Do more with less: Pre-Week Planning technique

Published by Pavel Nakonechnyy on in Leadership and Soft Skills.
Do more with less: Pre-Week Planning technique

Do more with less is a common trend in the business world. It requires filtering out low-priority everyday tasks in favor of long-term goals. Thus, Time management is one of the most useful skills for a specialist.

One tool to systematize your efforts in business and personal life is Pre-Week Planning. It empowers people to schedule their time and do what matters most.

Steve Shallenberger and Rob Shallenberger described this technique in the book “Do What Matters Most”.

What is Pre-Week Planning?

Pre-Week Planning is a 20–45 minutes-long session to find what matters most and schedule your priorities. Its goal is to take big goals into your schedule to make them a reality.

Here are the four key steps to do Pre-Week Planning:

Step 1. Review personal vision and long-range goals. Your vision orients and drives your actions towards what matters most. Ask yourself what you can do this week towards accomplishing your goals. Examine where things stand each week.

If you don’t yet have a written personal vision, take 5-30 minutes to get one started. Write your purpose, actions, and motivations. Jot down some thoughts and let it take shape over time. Personal vision is your “why” behind daily and weekly schedules.

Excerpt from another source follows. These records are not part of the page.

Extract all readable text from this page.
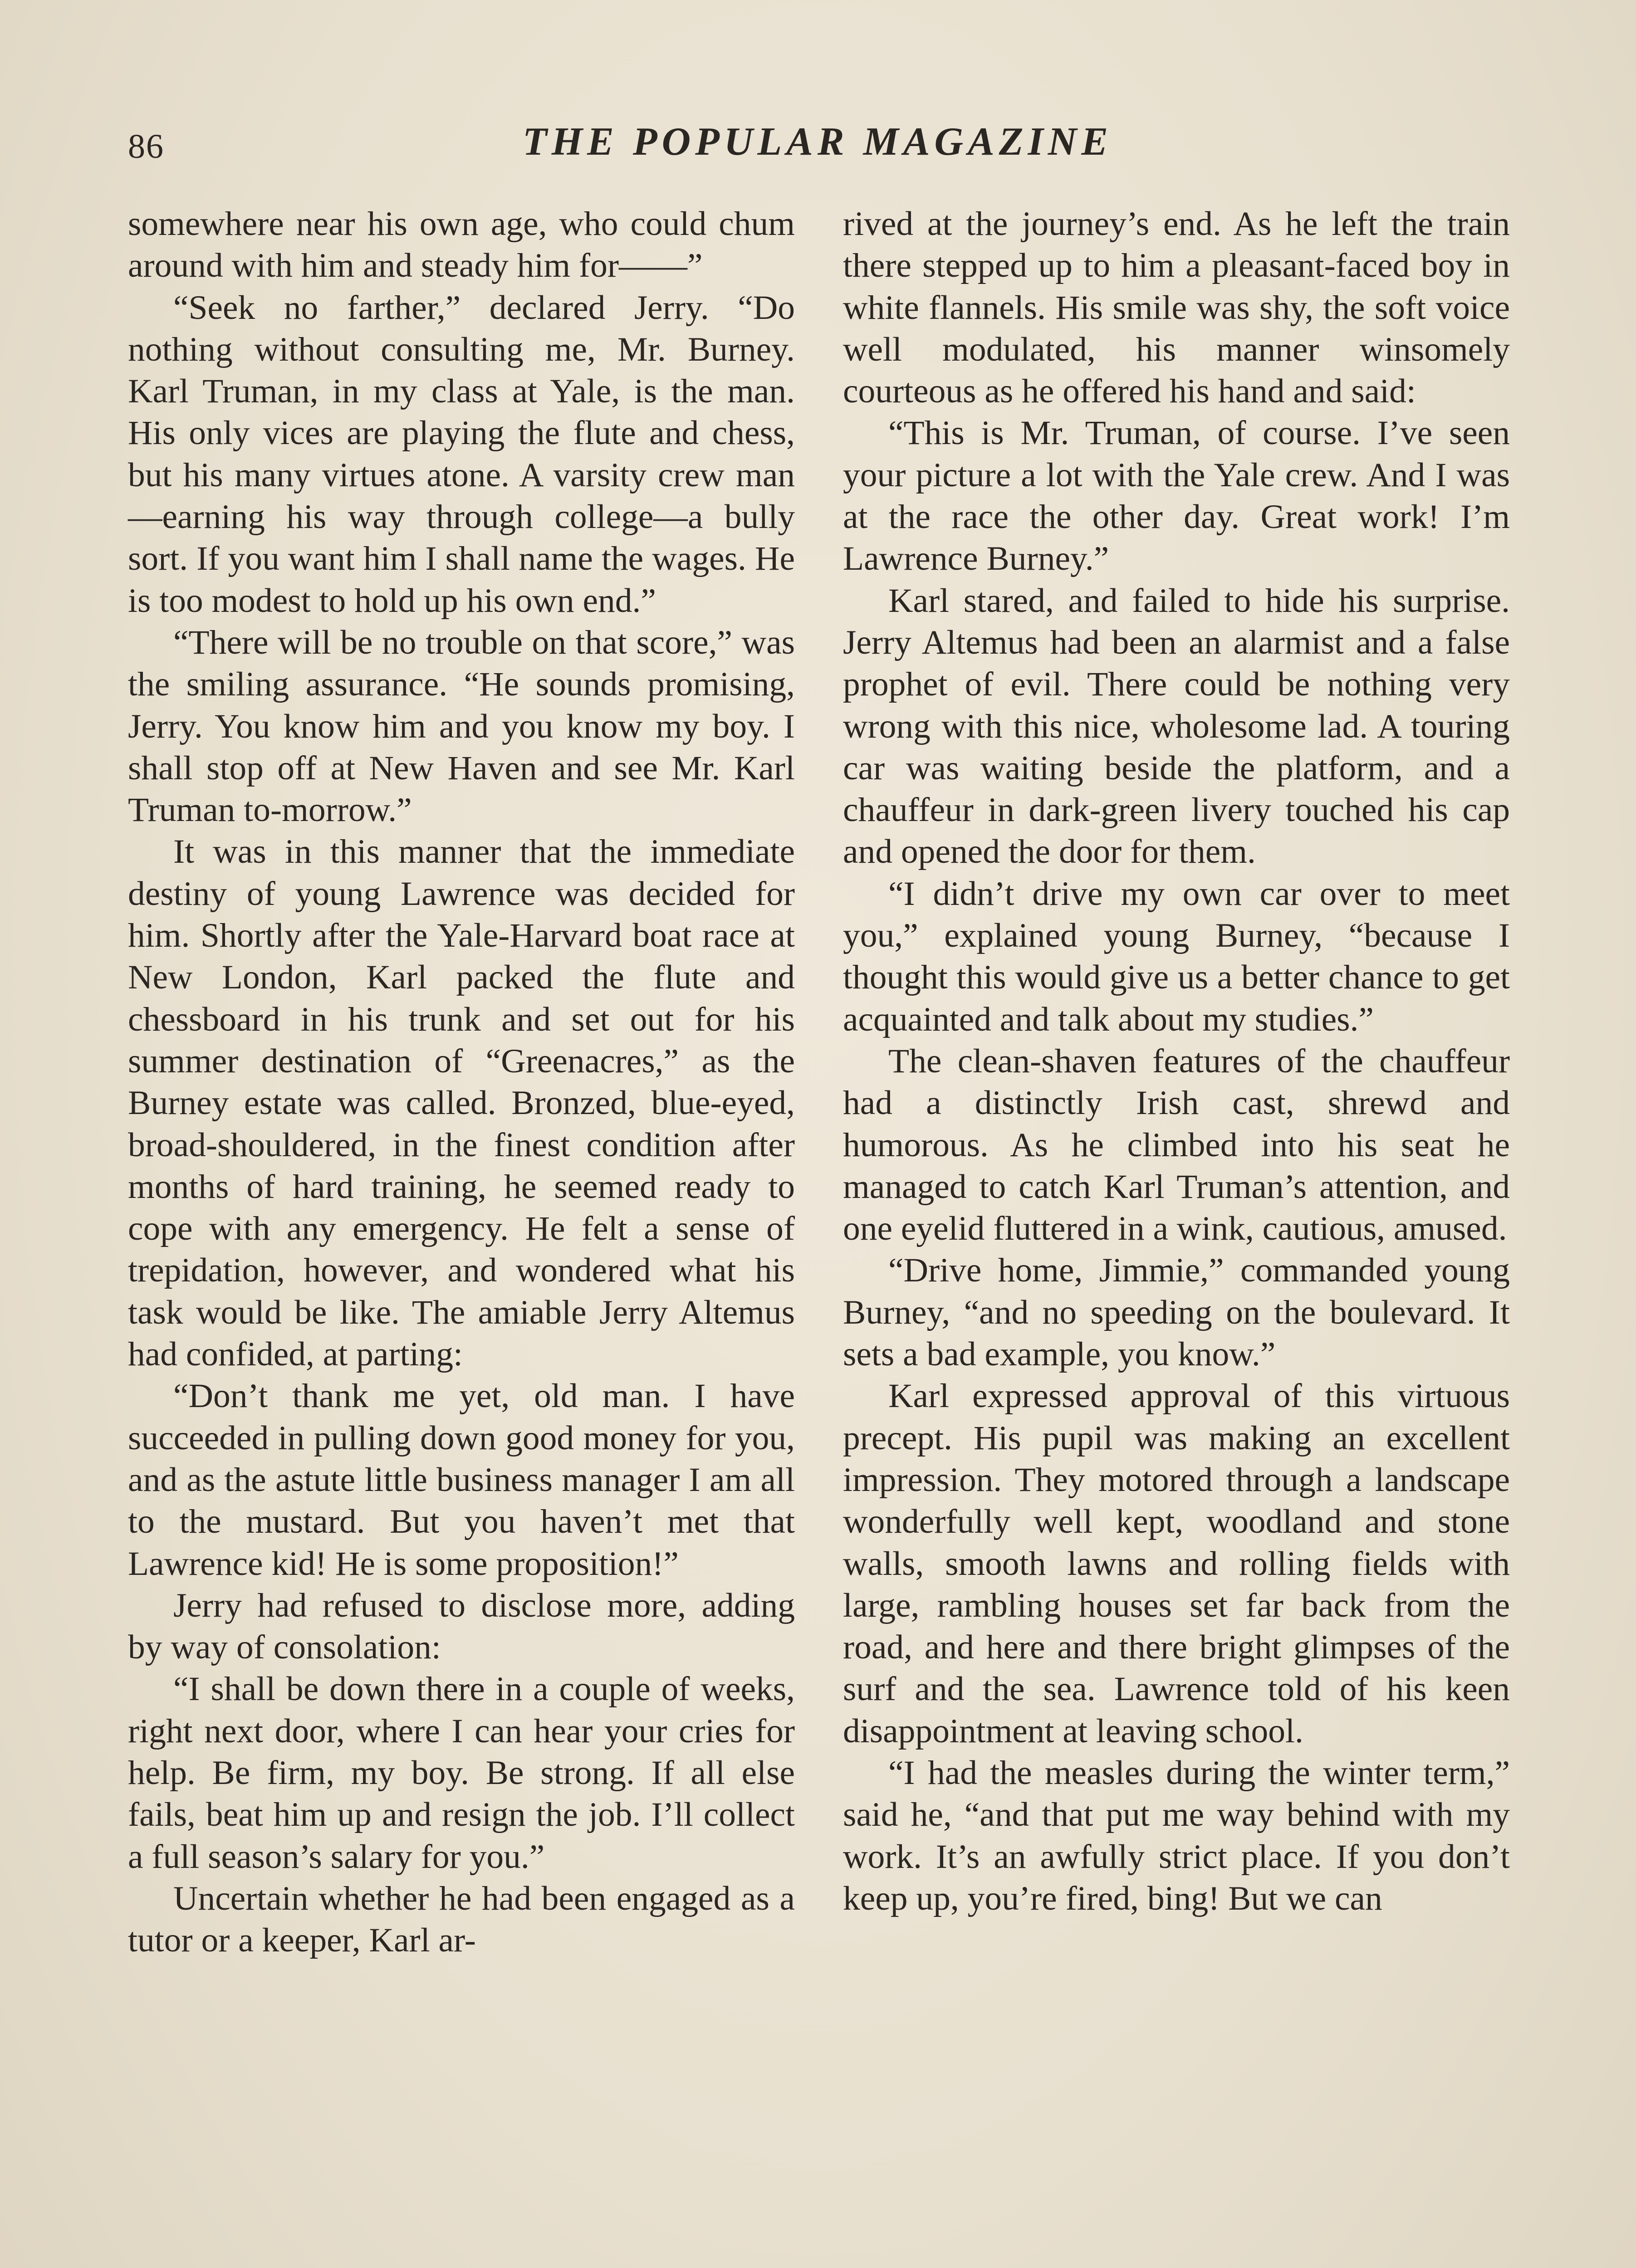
86	THE POPULAR MAGAZINE

somewhere near his own age, who could chum around with him and steady him for——”

“Seek no farther,” declared Jerry. “Do nothing without consulting me, Mr. Burney. Karl Truman, in my class at Yale, is the man. His only vices are playing the flute and chess, but his many virtues atone. A varsity crew man—earning his way through college—a bully sort. If you want him I shall name the wages. He is too modest to hold up his own end.”

“There will be no trouble on that score,” was the smiling assurance. “He sounds promising, Jerry. You know him and you know my boy. I shall stop off at New Haven and see Mr. Karl Truman to-morrow.”

It was in this manner that the immediate destiny of young Lawrence was decided for him. Shortly after the Yale-Harvard boat race at New London, Karl packed the flute and chessboard in his trunk and set out for his summer destination of “Greenacres,” as the Burney estate was called. Bronzed, blue-eyed, broad-shouldered, in the finest condition after months of hard training, he seemed ready to cope with any emergency. He felt a sense of trepidation, however, and wondered what his task would be like. The amiable Jerry Altemus had confided, at parting:

“Don’t thank me yet, old man. I have succeeded in pulling down good money for you, and as the astute little business manager I am all to the mustard. But you haven’t met that Lawrence kid! He is some proposition!”

Jerry had refused to disclose more, adding by way of consolation:

“I shall be down there in a couple of weeks, right next door, where I can hear your cries for help. Be firm, my boy. Be strong. If all else fails, beat him up and resign the job. I’ll collect a full season’s salary for you.”

Uncertain whether he had been engaged as a tutor or a keeper, Karl ar-

rived at the journey’s end. As he left the train there stepped up to him a pleasant-faced boy in white flannels. His smile was shy, the soft voice well modulated, his manner winsomely courteous as he offered his hand and said:

“This is Mr. Truman, of course. I’ve seen your picture a lot with the Yale crew. And I was at the race the other day. Great work! I’m Lawrence Burney.”

Karl stared, and failed to hide his surprise. Jerry Altemus had been an alarmist and a false prophet of evil. There could be nothing very wrong with this nice, wholesome lad. A touring car was waiting beside the platform, and a chauffeur in dark-green livery touched his cap and opened the door for them.

“I didn’t drive my own car over to meet you,” explained young Burney, “because I thought this would give us a better chance to get acquainted and talk about my studies.”

The clean-shaven features of the chauffeur had a distinctly Irish cast, shrewd and humorous. As he climbed into his seat he managed to catch Karl Truman’s attention, and one eyelid fluttered in a wink, cautious, amused.

“Drive home, Jimmie,” commanded young Burney, “and no speeding on the boulevard. It sets a bad example, you know.”

Karl expressed approval of this virtuous precept. His pupil was making an excellent impression. They motored through a landscape wonderfully well kept, woodland and stone walls, smooth lawns and rolling fields with large, rambling houses set far back from the road, and here and there bright glimpses of the surf and the sea. Lawrence told of his keen disappointment at leaving school.

“I had the measles during the winter term,” said he, “and that put me way behind with my work. It’s an awfully strict place. If you don’t keep up, you’re fired, bing! But we can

Step 2. Break down big goals by role. It should be the five to seven roles that matter most to you (personal/self, manager, specialist, parent, spouse, etc.). For each role, assign 1-3 SMART goals for the year. Subsequently, you’ll plan your weeks through the lens of goals in each role. It allows you to have a balance of success stories across each area of your life.

Step 3. Set tasks for each role. Decide what actions matter most in the coming week for each role. For example, to practice a language or update an old knowledge entry. A seasoned time manager will schedule time for activities taking place a couple of months away.

Step 4. Assign a time on your calendar for the coming week for each task. Use a calendar instead of a To-Do list. In a calendar, you assign a specific time slot for task execution and the calendar takes the limited time we have into account. To-Do lists incline us to amass tasks over time, as we tend to plan more than we execute.

With this approach, you schedule your priorities rather than prioritize your schedule.

Notably, Pre-Week Planning doesn’t crush you with the impossible task of developing detailed plans and schedules for annual goals. Such an approach requires a lot of discipline. Instead, with Pre-Week planning, you perform incremental developments “one step at a time”.

Finally, once you have done the pre-week planning, you need to sit back in a quiet place and ask yourself: What have I forgotten? What can I do to be at peace and my greatest effectiveness and efficiency? Is this week in harmony with my vision and goals? This last question is powerful. If your activities and priorities are not in harmony with your vision and goals, you will not have the energy to do them.

What’s the impact of Pre-Week Planning?

A recent study showed that after four weeks of Pre-Week Planning, a group of managers and executives accomplished 30-50 percent more while all reporting less stress. Pre-Week Planning helps advance your career, take care of your team members, spend quality time with family or get regular exercise.

Pre-Week Planning reduces task saturation, increases productivity, and helps you take control of your life. Getting into the habit of planning will empower you to prioritize your time and do what matters most week in and week out.